日立物流(9086)が14.8%上昇しストップ高となり上場来高値を更新しました。日立(6501)がグループ会社の日立物流を売却する方針を固め米大手ファンドのKKRに売却に向けた優先交渉権を与えたと伝わったことで買収によるプレミアムを期待した買いが入りました。また、日立物流を10%弱保有するSGホールディングス(9143)にも思惑買いが入り3.2%高となっています。さらに東芝(6502)も4.7%高となり年初来高値を更新しました。株式非公開化を含めた再編の提案を募集すると発表したことでTOB(株式公開買い付け)による非公開化を期待した買いが入りました。塩野義製薬(4507)も一時2.7%高となりました。塩野義製薬が開発する新型コロナウイルス感染症の経口薬に関して米政府と購入を視野に交渉を行っていると伝わったことが材料視されました。

ディスコ(6146)も3.7%高となりました。半導体不足から顧客の増産に向けた積極的な設備投資が続き製造装置の引き合いが高水準で2022年3月期の営業利益が前期比で72.3%増となり過去最高となったことや、第1四半期の営業利益が前年同期比で43.7%増となる見通しを発表したことが好感されました。西松屋チェーン(7545)も5.3%高となりました。4月後半に気温が上昇したことで春物衣料や夏物衣料、帽子や靴などの売り上げが大きく伸びたことなどから4月の既存店売上高が前年同月比5.6%増となったことで大幅高となりました。

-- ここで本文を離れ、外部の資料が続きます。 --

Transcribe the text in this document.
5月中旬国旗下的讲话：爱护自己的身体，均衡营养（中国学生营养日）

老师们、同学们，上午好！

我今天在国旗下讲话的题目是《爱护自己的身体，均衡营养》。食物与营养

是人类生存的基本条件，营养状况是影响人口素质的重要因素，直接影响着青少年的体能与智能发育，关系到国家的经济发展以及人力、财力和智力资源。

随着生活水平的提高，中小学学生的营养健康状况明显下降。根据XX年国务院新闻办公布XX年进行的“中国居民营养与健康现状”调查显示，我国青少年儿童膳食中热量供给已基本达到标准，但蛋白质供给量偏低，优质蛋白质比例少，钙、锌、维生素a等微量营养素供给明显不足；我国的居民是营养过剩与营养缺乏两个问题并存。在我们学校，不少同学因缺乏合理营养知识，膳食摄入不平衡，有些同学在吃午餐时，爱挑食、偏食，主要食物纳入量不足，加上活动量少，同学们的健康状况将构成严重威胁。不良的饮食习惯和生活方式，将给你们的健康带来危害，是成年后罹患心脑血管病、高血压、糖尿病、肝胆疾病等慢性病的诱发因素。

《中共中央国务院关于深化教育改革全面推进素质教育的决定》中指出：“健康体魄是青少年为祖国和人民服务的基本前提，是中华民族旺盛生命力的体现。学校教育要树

一方で昼休み中に決算を発表したジャフコ(8595)が5.4%安となりました。大型の新規株式公開(IPO)による株式売却益が増加したことやファンドの成功報酬も増えたことで2022年3月期の営業利益が前期比で88.2%増となりましたが、市場予想に届かなかったことで後場に一段安となりました。

VIEW POINT: 明日への視点

本日の日経平均は447円安となりました。米連邦準備理事会(FRB)のパウエル議長が討論会で5月の米連邦公開市場委員会(FOMC)で0.5%の利上げの可能性に言及したことから昨日の米国市場が下落したことで売りが優勢となり下げ幅を広げ一時は650円近く下げました。しかし、節目の27,000円を下回ったところで押し目買いが入ると下げ渋りました。25日移動平均線(27,389円)や75日移動平均線(27,154円)は割り込みましたが、一目均衡表の雲の上限(27,034円)は引けで維持しています。そのため週明け以降の反転も期待できそうです。なお、今週から決算発表がスタートしていますが本日も引け後には東京製鉄(5423)などが決算を発表する予定です。また、日本時間の22時45分には4月の米製造業PMI速報値が発表されるほか、22日の米国ではベライゾン・コミュニケーションズ(VZ)やアメリカン・エキスプレス(AXP)などが決算を発表する予定です。